Condition NRQL Critical Warning
Monitor failure filter(count(*), WHERE result = 'FAILED') FROM SyntheticCheck ≥ 1
Duration average(duration) FROM SyntheticCheck > 10s > 5s

Browser

Condition NRQL Critical Warning
JS error rate percentage(count(*), WHERE errorType IS NOT NULL) FROM JavaScriptError > 5% > 2%
Page load time average(duration) FROM PageView > 5s > 3s

Threshold override flags

nr-tf-util --mode generate \
  --apm-error-rate-critical 10 \
  --apm-response-time-critical 3000 \
  --infra-cpu-critical 95

Each threshold follows the pattern --<entity-type>-<metric>-<level> <value>.


Entity name filtering

Scan only a subset of entities using --entity-filter (supports glob patterns):

# Only APM apps whose names start with "Checkout" or "Payment"
nr-tf-util --mode generate \
  --entity-type apm \
  --entity-filter "Checkout*" \
  --entity-filter "Payment*"

Filtering is applied client-side after the NerdGraph entity search.


Dashboard generation (optional)

Pass --generate-dashboards to also produce one newrelic_one_dashboard per entity type containing the golden signal charts (error rate, throughput, latency, saturation).

nr-tf-util --mode generate --entity-type apm --generate-dashboards

Dashboard resources are written to a separate *_dashboards.tf file.


Notification wiring (optional)

If you have existing notification destinations (emails, PagerDuty, Slack channels) that were previously imported, pass --wire-notifications to auto-generate newrelic_workflow resources that link the generated alert policies to those destinations.

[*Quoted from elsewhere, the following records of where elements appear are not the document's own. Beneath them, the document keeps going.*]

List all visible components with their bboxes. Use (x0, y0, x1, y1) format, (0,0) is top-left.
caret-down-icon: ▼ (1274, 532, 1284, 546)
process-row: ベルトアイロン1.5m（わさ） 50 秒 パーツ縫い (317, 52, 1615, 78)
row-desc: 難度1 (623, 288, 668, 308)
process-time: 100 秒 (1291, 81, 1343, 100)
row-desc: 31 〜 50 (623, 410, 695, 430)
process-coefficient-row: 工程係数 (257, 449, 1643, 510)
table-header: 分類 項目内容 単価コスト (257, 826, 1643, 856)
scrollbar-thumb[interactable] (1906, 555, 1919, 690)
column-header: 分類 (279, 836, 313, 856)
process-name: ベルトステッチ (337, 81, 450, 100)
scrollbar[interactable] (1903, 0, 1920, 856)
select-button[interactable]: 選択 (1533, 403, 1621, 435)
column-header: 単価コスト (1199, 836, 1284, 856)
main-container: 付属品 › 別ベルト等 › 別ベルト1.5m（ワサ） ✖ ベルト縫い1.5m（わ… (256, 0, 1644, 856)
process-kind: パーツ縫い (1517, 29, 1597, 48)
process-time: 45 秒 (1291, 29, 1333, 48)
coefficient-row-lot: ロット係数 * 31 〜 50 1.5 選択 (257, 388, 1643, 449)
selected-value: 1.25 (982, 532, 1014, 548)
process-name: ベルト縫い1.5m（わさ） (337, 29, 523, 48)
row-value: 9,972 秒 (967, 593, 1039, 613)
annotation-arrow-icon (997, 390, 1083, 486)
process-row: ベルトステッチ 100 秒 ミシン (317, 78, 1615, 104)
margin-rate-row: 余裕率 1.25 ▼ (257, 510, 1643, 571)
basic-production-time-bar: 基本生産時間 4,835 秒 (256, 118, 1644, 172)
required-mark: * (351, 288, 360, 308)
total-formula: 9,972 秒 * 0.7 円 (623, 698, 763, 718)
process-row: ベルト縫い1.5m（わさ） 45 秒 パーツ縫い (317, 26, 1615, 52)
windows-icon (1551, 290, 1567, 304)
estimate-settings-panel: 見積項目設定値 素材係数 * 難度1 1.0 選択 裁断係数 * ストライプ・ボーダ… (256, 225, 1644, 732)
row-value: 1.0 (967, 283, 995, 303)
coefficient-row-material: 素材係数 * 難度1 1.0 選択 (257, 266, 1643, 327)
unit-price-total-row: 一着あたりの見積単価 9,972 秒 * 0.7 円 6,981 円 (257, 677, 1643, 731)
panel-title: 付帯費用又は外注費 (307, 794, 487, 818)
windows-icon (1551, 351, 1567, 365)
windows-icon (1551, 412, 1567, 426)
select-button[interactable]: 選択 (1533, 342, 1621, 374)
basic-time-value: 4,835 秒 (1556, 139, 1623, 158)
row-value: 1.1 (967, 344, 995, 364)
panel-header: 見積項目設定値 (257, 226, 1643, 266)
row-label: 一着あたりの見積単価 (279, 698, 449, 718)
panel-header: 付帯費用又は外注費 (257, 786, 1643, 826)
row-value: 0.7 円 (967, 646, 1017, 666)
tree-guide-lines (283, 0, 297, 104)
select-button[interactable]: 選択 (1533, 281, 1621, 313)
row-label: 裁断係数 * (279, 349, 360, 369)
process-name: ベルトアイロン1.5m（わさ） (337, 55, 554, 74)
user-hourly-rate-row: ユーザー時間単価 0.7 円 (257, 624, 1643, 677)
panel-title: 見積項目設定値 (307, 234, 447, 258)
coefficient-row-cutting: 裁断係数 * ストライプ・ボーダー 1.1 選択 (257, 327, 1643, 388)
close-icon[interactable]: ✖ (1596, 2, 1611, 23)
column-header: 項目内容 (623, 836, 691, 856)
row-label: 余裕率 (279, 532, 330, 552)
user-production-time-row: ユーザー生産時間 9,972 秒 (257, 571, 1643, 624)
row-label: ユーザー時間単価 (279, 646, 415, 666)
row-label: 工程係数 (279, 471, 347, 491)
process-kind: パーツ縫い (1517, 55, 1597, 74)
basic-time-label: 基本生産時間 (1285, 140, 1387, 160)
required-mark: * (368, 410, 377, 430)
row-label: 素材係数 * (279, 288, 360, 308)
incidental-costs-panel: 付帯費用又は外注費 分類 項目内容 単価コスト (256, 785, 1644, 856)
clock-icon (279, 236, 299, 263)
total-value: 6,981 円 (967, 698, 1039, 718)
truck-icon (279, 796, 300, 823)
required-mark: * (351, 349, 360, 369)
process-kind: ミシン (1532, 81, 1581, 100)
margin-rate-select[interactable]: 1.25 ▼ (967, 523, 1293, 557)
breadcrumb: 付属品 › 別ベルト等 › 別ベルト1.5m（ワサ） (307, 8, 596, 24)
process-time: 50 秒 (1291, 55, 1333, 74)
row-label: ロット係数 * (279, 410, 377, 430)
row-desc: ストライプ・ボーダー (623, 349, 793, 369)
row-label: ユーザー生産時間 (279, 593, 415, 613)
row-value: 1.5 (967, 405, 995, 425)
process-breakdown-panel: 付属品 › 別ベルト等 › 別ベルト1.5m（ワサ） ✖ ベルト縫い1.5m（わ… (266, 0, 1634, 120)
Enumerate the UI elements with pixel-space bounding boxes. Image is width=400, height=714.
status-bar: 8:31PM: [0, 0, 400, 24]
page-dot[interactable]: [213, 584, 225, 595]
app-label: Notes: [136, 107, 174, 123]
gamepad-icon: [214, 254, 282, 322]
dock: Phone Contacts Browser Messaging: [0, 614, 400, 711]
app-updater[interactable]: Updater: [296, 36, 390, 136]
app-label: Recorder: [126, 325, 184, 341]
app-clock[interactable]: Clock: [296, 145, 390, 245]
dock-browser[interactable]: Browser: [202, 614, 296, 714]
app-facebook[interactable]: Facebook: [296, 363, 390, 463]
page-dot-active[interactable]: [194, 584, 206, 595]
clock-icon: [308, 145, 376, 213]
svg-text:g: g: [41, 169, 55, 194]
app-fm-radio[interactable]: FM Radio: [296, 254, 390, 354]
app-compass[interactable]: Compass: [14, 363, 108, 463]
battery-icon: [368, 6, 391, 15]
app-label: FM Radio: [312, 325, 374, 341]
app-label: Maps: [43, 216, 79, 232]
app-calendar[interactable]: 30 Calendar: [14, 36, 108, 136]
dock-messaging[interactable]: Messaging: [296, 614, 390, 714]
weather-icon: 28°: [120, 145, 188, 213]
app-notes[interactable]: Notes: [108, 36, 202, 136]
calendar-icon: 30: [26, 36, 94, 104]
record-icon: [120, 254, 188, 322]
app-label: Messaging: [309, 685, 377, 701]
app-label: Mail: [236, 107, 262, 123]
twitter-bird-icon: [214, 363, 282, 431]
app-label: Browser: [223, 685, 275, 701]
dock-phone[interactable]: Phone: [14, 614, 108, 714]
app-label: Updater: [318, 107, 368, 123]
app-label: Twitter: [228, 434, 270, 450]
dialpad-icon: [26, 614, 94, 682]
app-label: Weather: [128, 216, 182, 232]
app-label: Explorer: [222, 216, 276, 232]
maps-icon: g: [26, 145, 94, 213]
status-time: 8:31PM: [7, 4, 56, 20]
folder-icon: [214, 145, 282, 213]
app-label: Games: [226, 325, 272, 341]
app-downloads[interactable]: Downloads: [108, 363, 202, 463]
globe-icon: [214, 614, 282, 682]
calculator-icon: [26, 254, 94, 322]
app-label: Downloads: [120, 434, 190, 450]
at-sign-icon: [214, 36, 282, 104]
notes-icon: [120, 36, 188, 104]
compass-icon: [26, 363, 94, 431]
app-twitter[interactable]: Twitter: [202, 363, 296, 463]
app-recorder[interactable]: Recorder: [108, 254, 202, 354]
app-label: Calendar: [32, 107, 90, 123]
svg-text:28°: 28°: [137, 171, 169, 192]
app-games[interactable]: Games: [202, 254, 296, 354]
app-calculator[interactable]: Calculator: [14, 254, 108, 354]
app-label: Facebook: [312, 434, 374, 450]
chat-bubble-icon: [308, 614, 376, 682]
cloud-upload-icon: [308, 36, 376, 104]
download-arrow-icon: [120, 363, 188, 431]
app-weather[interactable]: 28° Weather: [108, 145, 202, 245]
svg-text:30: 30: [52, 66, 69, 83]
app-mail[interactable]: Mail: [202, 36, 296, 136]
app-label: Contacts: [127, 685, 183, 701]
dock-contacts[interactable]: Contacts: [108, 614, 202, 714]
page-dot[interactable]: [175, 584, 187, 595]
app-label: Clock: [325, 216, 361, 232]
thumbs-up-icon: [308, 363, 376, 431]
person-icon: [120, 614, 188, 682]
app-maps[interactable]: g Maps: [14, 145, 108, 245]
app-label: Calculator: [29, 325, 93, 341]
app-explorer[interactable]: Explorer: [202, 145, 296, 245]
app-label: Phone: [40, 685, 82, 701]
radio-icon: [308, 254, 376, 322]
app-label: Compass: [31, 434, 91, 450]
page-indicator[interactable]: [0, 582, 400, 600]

nr-tf-util --mode generate --wire-notifications

The tool will use the notification destinations present in the current --out directory (from a prior import-mode scan) to build the workflows.


Implementation notes

  • Entity scanning uses the NerdGraph entitySearch(query: "domain='APM' AND type='APPLICATION'") API with cursor pagination.
  • Each entity type has its own GenerateFetcher interface analogous to the existing Fetcher interface, but producing *hclwrite.File blocks instead of import blocks.
  • Threshold structs are defined in internal/generate/thresholds.go with per-entity-type defaults and CLI override injection.
  • The NRQL templates live in internal/generate/nrql.go as Go template strings, keyed by entity type + metric name.
  • All generated Terraform references the account's var.account_id and var.api_key, matching the import-mode output so both can coexist in the same directory.

Open questions

  1. Deduplication: if an entity already has an alert policy with the same name, should generate mode skip it, warn, or overwrite?
  2. Naming convention: should the generated policy name include the account name for cross-account legibility?
  3. Tag-based scoping: should generate mode support filtering entities by NR tag (e.g. --entity-tag team=payments)?
  4. Notification destination discovery: auto-wiring notifications requires knowing which destination corresponds to which team — this likely requires additional metadata or a mapping config file.